Par Rédacteur en chef.

Aux premières heures du 20 octobre, alors qu’il effectuait une patrouille le long de la côte somalienne, le navire-amiral de la force européenne Atalante, la frégate De Grasse de la marine nationale, a repéré et intercepté un groupe d’attaque de pirates composé de 2 skiffs et d’une embarcation, empêchant par là une future attaque.

En repérant les embarcations suspectes, le De Grasse a immédiatement fait décoller son hélicoptère pour enquêter. Après plusieurs tirs de semonce, les pirates présumés ont stoppé leurs embarcations et une équipe de visite est envoyée pour fouiller les skiffs.

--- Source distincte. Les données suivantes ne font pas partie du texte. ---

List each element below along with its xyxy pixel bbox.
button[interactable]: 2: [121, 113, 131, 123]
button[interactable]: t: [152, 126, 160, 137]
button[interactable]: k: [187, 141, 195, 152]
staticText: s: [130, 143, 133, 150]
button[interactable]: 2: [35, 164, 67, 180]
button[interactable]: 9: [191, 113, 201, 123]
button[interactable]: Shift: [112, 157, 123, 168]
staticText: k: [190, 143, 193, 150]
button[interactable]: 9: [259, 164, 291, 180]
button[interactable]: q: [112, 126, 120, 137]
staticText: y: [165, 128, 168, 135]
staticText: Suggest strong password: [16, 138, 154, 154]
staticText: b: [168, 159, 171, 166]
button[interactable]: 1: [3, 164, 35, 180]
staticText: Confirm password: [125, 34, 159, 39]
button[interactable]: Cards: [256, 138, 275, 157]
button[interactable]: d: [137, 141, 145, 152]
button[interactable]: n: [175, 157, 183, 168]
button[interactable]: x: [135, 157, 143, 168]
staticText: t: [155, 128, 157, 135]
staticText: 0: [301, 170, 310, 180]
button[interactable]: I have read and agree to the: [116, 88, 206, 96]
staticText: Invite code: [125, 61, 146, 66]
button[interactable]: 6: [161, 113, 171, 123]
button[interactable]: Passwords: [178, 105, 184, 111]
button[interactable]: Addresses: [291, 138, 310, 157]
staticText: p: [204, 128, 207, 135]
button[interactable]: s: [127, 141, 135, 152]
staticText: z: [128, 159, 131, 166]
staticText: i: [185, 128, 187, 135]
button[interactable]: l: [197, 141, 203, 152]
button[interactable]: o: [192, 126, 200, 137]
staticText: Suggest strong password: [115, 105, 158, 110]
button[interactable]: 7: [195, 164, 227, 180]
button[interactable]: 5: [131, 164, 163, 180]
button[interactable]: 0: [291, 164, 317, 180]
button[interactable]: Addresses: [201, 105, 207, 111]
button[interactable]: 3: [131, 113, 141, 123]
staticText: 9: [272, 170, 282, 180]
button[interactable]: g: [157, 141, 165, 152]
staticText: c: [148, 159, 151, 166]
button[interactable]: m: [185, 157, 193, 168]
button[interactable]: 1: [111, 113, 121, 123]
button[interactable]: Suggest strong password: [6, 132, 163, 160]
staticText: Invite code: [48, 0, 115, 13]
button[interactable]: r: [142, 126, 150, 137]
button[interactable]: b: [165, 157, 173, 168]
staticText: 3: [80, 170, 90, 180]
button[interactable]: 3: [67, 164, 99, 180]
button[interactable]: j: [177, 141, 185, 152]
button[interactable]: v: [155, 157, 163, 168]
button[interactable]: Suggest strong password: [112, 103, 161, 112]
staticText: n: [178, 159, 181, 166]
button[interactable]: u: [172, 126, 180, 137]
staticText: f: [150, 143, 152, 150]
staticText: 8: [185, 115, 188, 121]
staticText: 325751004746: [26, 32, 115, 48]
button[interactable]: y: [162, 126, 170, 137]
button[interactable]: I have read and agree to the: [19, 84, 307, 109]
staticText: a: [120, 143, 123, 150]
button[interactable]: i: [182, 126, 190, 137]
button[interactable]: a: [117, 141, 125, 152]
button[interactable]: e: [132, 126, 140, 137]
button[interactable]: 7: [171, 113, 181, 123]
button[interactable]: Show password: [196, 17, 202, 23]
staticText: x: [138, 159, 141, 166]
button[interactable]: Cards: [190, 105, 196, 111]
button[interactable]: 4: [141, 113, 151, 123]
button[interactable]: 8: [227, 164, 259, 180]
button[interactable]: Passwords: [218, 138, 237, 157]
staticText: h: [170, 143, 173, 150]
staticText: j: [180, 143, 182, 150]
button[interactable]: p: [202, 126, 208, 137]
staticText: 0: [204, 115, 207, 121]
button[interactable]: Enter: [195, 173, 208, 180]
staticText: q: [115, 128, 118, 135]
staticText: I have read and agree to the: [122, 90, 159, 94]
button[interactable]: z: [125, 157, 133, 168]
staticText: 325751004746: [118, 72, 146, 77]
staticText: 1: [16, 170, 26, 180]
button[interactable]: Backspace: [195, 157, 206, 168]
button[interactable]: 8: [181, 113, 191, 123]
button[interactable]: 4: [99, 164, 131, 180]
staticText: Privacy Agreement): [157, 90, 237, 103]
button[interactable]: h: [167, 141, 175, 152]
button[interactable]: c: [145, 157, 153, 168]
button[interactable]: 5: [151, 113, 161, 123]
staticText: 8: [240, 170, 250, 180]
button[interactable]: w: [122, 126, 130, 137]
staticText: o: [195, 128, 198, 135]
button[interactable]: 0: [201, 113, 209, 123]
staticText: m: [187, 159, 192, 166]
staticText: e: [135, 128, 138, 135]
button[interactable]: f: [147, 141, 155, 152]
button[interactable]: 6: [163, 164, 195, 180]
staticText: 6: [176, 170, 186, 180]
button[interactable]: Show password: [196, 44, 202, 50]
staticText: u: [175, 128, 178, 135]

Peu après l’abordage, l’hélicoptère a aperçu et stoppé le whaler, qui aurait été utilisé pour fournir un soutien logistique aux skiffs des pirates.

Au total, 12 pirates présumés se trouvaient à bord des 3 embarcations interceptées, de même que d’importantes quantités de carburant et de nourriture, permettant aux pirates présumés de rester plus longtemps en mer. Les pirates ont aussi été vus en train de jeter à la mer des armes alors que l’équipe de visite approchait.

L’absence de flagrant délit n’a pas permis de lancer des poursuites judiciaires. Le whaler a été détruit et les pirates présumés ont été renvoyés en Somalie.

Cette interception a empêché une action de pirates et évité de très probables attaques sur des navires de commerce très vulnérables.

21/09/10 (B569) Le Journal de la Flibuste – Un thonier français repousse l’attaque d’un skiff de pirates somaliens (1 article)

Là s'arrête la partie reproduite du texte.